Thursday, May 3, 2018

[Review] Mary and the Witch's Flower

From director Hiromasa Yonebayashi, Mary and the Witch's Flower is a delightfully animated fantasy adventure that bursts and flourishes with wonder and bemusement.

Mary lives in the country with her sweet great-aunt Charlotte. It's a nice life, but she's simply bored -- itching for something, anything exciting to happen. One day she follows a mysterious cat into the forest where she finds a rare plant nicknamed "The Witch's Flower" and an old broomstick with strange powers.
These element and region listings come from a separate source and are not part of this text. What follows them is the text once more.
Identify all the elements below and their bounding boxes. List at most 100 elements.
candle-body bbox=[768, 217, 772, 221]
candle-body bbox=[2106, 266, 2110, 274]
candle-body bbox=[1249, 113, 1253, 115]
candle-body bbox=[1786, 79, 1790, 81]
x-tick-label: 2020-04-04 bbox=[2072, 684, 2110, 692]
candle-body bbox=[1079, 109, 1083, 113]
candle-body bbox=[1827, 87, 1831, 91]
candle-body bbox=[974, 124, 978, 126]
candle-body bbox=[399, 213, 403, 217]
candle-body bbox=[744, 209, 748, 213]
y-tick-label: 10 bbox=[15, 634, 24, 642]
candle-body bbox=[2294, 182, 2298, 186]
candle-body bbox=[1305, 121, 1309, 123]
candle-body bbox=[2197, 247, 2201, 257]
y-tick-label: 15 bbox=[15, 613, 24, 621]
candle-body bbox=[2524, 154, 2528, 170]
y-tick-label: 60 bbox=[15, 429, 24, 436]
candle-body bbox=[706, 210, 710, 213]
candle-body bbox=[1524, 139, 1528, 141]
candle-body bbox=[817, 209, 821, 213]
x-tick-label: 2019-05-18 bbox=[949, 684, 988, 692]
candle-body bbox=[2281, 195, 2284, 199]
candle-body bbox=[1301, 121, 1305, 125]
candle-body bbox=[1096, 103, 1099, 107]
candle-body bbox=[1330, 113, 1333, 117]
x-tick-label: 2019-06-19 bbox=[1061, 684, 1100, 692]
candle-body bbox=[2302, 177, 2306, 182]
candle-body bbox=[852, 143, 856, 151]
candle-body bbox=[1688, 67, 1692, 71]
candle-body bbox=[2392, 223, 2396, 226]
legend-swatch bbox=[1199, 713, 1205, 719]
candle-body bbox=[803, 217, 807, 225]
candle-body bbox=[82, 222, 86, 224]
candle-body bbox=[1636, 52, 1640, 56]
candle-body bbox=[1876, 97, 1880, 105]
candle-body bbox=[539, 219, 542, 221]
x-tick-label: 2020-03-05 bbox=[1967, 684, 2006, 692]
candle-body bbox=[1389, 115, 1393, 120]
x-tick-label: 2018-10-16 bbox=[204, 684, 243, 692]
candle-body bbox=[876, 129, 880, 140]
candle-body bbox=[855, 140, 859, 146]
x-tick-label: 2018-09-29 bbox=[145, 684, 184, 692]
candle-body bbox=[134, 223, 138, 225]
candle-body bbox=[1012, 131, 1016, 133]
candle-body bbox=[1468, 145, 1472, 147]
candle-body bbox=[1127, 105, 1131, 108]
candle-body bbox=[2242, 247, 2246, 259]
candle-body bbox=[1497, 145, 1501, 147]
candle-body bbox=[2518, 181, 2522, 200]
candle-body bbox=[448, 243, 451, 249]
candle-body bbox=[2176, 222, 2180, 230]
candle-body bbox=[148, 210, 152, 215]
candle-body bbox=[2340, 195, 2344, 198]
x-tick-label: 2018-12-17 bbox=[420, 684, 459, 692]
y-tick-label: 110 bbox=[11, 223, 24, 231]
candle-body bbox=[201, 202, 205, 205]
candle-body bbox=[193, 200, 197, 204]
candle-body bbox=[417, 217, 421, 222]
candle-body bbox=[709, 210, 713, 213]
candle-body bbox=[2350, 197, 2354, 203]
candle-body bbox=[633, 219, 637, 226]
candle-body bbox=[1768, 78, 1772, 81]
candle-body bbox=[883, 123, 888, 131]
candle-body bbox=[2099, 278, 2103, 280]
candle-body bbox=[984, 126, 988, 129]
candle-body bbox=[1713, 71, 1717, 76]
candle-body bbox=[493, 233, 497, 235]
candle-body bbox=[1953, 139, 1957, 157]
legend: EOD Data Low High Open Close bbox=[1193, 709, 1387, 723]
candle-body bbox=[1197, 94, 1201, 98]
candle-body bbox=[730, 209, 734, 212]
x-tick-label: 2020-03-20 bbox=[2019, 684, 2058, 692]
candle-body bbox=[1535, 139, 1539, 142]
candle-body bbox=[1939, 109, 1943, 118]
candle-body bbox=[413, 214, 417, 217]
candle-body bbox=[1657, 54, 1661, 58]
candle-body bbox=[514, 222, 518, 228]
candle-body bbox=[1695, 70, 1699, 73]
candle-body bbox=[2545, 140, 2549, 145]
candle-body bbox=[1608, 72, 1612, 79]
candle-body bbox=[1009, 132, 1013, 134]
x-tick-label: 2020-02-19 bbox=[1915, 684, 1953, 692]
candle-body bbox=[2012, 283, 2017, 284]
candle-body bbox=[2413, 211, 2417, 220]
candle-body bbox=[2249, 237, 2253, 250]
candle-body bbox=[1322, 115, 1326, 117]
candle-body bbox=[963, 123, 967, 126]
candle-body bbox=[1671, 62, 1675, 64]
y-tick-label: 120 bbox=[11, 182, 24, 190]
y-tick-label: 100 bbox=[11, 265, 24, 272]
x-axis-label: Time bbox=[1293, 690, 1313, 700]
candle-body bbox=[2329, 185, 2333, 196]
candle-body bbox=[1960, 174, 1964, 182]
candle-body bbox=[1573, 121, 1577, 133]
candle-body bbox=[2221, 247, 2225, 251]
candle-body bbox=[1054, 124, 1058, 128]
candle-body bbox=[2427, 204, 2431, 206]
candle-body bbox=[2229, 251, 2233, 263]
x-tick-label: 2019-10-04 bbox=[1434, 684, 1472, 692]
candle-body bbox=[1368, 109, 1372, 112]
Then, she's abruptly whisked away to a hidden school of magic.

It's a curious, intriguing, and transportive tale -- especially as Mary continues to confront her bewilderment and discover the secrets of this newfound world -- where campuses in the sky, talking mammal professors, exotic creatures, flying carpets, and magical spells and potions exist. Full of weather and wildlife, the animation style is crisp and fruitful with vivid and earthy colors -- embracing nature and relishing in everything that grows. It's all so immaculately detailed -- from the moss on trees to the fog in the atmosphere to the bricks in the buildings.

If this premise all sounds very Alice in Wonderland and Harry Potter-esque, that's because it is (the film is actually based on a 1971 book by Mary Stewart called The Little Broomstick, though). And much like these aforementioned stories, Mary begins to find out that this magical place also houses some dark secrets and questionable leadership, and she must take it upon herself to get to the bottom of it.

During the last act, things get a bit convoluted and chaotic, and there isn't a huge emotional payoff that you might be hoping for. But overall, Mary and the Witch's Flower is a cool little journey.